The New Taiwan dollar was dethroned as the year’s top performer in Asia as the slowest economic expansion since 2012 limited gains and prompted banks, including top forecaster ABN Amro Group NV, to cut estimates for the currency.
The NT dollar climbed 2.5 percent in the first half, contributing to a five-month slump in exports.
ABN Amro this week revised its year-end projection to what would be a five-year low, saying there is an increasing likelihood of the central bank cutting interest rates.
“We expect the central bank to be more tolerant of a weaker exchange rate to stimulate exports and inflate the economy,” ABN Amro analysts Roy Teo (張惠龍) and Arjen van Dijkhuizen wrote in a report on Thursday.
“A combination of a policy-rate cut and intervention to weaken the currency are likely,” they added.
The NT dollar fell 0.3 percent this week and 0.1 percent yesterday to NT$31.77 against the greenback. The currency is now little-changed for the year and its performance is slightly behind Hong Kong’s pegged dollar among Asian currencies. The NT dollar was ranked first for most days from April through last month and as recently as Tuesday.
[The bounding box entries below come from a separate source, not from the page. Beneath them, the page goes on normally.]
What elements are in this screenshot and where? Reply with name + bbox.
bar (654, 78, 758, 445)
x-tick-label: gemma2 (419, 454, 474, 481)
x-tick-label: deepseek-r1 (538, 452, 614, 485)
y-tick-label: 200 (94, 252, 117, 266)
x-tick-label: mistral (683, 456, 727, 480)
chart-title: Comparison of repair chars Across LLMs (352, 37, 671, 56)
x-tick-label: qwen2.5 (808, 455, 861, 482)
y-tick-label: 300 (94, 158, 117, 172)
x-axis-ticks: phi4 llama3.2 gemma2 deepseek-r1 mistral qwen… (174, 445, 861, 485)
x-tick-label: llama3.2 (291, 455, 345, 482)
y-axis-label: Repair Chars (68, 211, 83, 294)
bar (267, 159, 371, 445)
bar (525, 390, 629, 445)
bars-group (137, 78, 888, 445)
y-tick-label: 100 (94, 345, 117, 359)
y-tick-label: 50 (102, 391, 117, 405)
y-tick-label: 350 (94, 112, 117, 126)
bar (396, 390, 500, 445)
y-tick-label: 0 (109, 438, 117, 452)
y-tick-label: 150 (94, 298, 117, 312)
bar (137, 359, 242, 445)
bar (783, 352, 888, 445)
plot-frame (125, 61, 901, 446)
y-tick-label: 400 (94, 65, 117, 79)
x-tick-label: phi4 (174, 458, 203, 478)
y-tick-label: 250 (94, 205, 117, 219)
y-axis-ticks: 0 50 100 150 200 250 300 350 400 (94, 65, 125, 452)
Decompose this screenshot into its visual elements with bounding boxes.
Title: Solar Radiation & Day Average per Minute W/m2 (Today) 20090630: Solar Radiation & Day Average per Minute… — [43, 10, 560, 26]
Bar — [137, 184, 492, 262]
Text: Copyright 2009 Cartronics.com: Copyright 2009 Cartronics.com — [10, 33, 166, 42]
ABN Amro sees NT dollar at NT$32.5 at the end of this year, compared with a previous estimate of NT$31.5. Credit Agricole CIB cut its forecast to NT$32 from NT$31.7, while Bank of Tokyo-Mitsubishi UFJ Ltd reduced its prediction to NT$32 from NT$31.5.
GDP increased 0.64 percent last quarter from a year earlier, compared with 3.37 percent in the previous three months. While it is still a minority view, more analysts are considering the possibility of a rate cut, with DBS Group Holdings saying one may come next month if the economy does not recover.
Stock inflows of US$6.3 billion in the first half buoyed the NT dollar even as the greenback’s strength and easing in some economies such as South Korea caused most Asian currencies to weaken. Taiwan has kept its policy rate at 1.875 percent since June 2011.